サイボウズさんの取り組みの詳しい内容はこちら。
サイボウズのワークスタイル

その役員さんの話でおもしろかったのは、
「働く時間や場所は自分で決める」ということひとつとっても、

自分はどうしたのか?どんな働き方をしたいのか?

ということが最初にはみな思い浮かばないということです。そして、これがしばらく経つと、自分はどんな働き方をしたいのか、だんだんわかってきて主体的になってくるということでした。

たとえば、副業をオッケーとした時には、社内でこんな声が起こったそうです。

「副業オッケー?え、それって・・ほんとんいいの?会社に対するうらぎりじゃね?」
と、最初はこんな反応。

少しzつ副業をする人が出てきて、副業によって本業にもシナジー効果が出た人なんかがでてくると
「副業っていいらしいよ!」

そして副業する人が増えてくると
「え、みんな副業してるの?」
「私も副業しなきゃ!」
となって、「副業しなきゃいけない状態」になったのだそうです。

これがしばらく経つと
「結局、自分がどうしたいかだよねー。」「どっちでもいいよね!」
と落ち着いてくる。

給料を自分で決める、ということについては、最初は
「この仕事ならば世間一般ではくらいの価値があるはずだ」
と取引価格で言ってきたり
「これだけ欲しい」
と要求してくるんだけれども

そのうち
「いや、自分はこういう生き方で、こういう働き方をしたいから、このくらいもらえると幸せ」
とか
「あ、幸せってお金だけじゃないんだな!」
みたいな気づきが出てくる。

うううむ。

私たちは、自分がどう生きたいのか、何が幸せなのか、何が大切なのかということを普段あまりにも考えていない、または人と同じことして安心して生きているものなのですね。

また、「どう働きたいか」「どう生きたいか」と言われてすぐに答えは出なくても、何度も問われれば徐々にわかってくるものなんだなと気づきました。

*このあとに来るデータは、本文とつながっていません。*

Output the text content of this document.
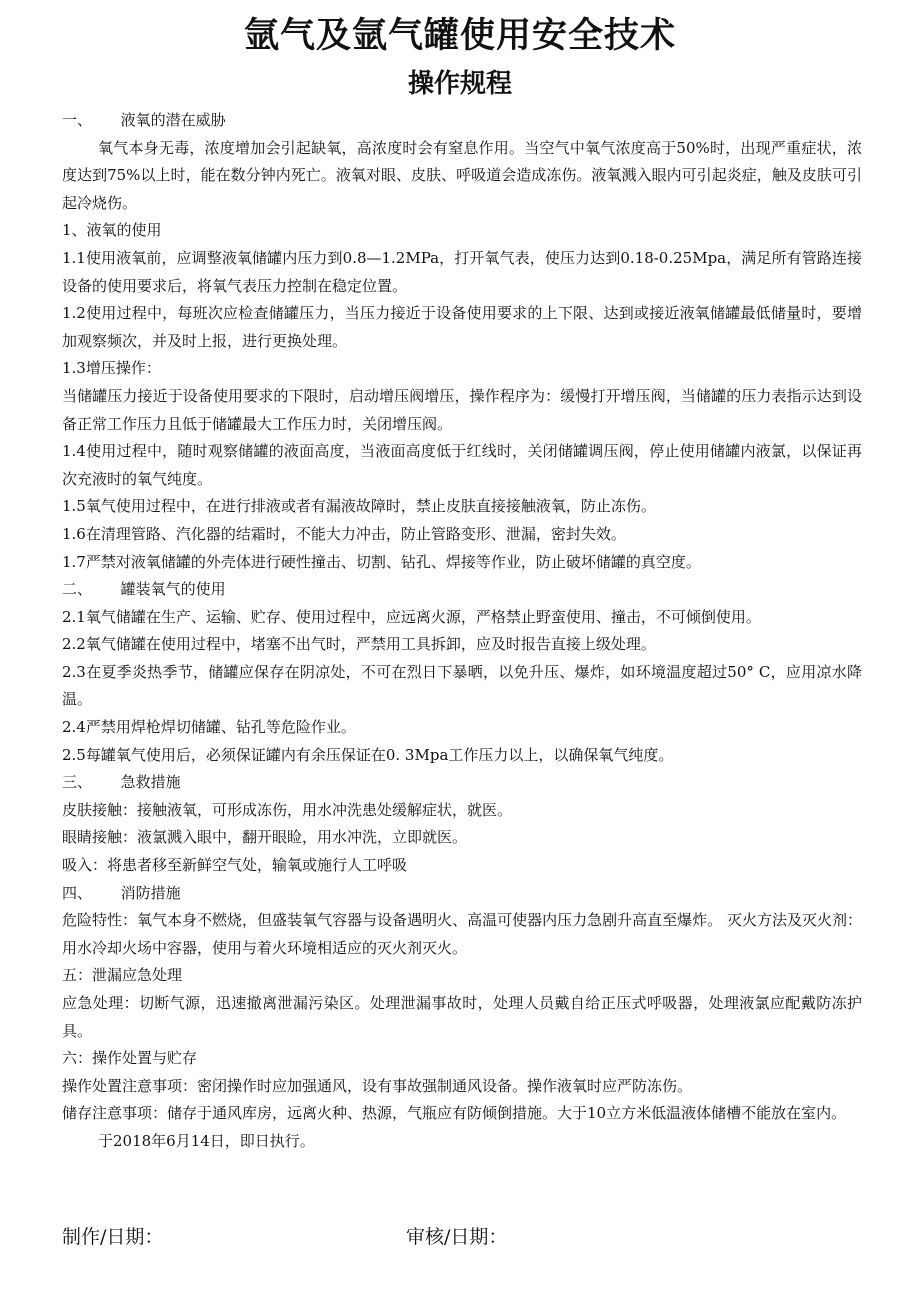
氩气及氩气罐使用安全技术
操作规程

一、      液氧的潜在威胁

氧气本身无毒，浓度增加会引起缺氧，高浓度时会有窒息作用。当空气中氧气浓度高于50%时，出现严重症状，浓度达到75%以上时，能在数分钟内死亡。液氧对眼、皮肤、呼吸道会造成冻伤。液氧溅入眼内可引起炎症，触及皮肤可引起冷烧伤。

1、液氧的使用

1.1使用液氧前，应调整液氧储罐内压力到0.8—1.2MPa，打开氧气表，使压力达到0.18-0.25Mpa，满足所有管路连接设备的使用要求后，将氧气表压力控制在稳定位置。

1.2使用过程中，每班次应检查储罐压力，当压力接近于设备使用要求的上下限、达到或接近液氧储罐最低储量时，要增加观察频次，并及时上报，进行更换处理。

1.3增压操作：

当储罐压力接近于设备使用要求的下限时，启动增压阀增压，操作程序为：缓慢打开增压阀，当储罐的压力表指示达到设备正常工作压力且低于储罐最大工作压力时，关闭增压阀。

1.4使用过程中，随时观察储罐的液面高度，当液面高度低于红线时，关闭储罐调压阀，停止使用储罐内液氯，以保证再次充液时的氧气纯度。

1.5氧气使用过程中，在进行排液或者有漏液故障时，禁止皮肤直接接触液氧，防止冻伤。

1.6在清理管路、汽化器的结霜时，不能大力冲击，防止管路变形、泄漏，密封失效。

1.7严禁对液氧储罐的外壳体进行硬性撞击、切割、钻孔、焊接等作业，防止破坏储罐的真空度。

二、      罐装氧气的使用

2.1氧气储罐在生产、运输、贮存、使用过程中，应远离火源，严格禁止野蛮使用、撞击，不可倾倒使用。

2.2氧气储罐在使用过程中，堵塞不出气时，严禁用工具拆卸，应及时报告直接上级处理。

2.3在夏季炎热季节，储罐应保存在阴凉处，不可在烈日下暴晒，以免升压、爆炸，如环境温度超过50° C，应用凉水降温。

2.4严禁用焊枪焊切储罐、钻孔等危险作业。

2.5每罐氧气使用后，必须保证罐内有余压保证在0. 3Mpa工作压力以上，以确保氧气纯度。

三、      急救措施

皮肤接触：接触液氧，可形成冻伤，用水冲洗患处缓解症状，就医。

眼睛接触：液氯溅入眼中，翻开眼睑，用水冲洗，立即就医。

吸入：将患者移至新鲜空气处，输氧或施行人工呼吸

四、      消防措施

危险特性：氧气本身不燃烧，但盛装氧气容器与设备遇明火、高温可使器内压力急剧升高直至爆炸。 灭火方法及灭火剂：用水冷却火场中容器，使用与着火环境相适应的灭火剂灭火。

五：泄漏应急处理

应急处理：切断气源，迅速撤离泄漏污染区。处理泄漏事故时，处理人员戴自给正压式呼吸器，处理液氯应配戴防冻护具。

六：操作处置与贮存

操作处置注意事项：密闭操作时应加强通风，设有事故强制通风设备。操作液氧时应严防冻伤。

储存注意事项：储存于通风库房，远离火种、热源，气瓶应有防倾倒措施。大于10立方米低温液体储槽不能放在室内。

于2018年6月14日，即日执行。

制作/日期：	审核/日期：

結局、働き方改革を突き詰めると「自分はどうあったら幸せなのか」を社員一人一人が考えて、主体的に自分の人生を生きる、ということですよね。

だからこそ、ここまでの働き方改革をやるには、
会社が社員を信じて、任せて、主体性がでてくるまで時間がかかっても見守る=信じ切る
ことが必要なのでしょう。

サイボウズさんのお話からそんなことを思いました。

あなたはどう生きたいですか、どんな働き方をしたいですか。
いますぐ浮かばなくても、ときどき考えてみたいものです。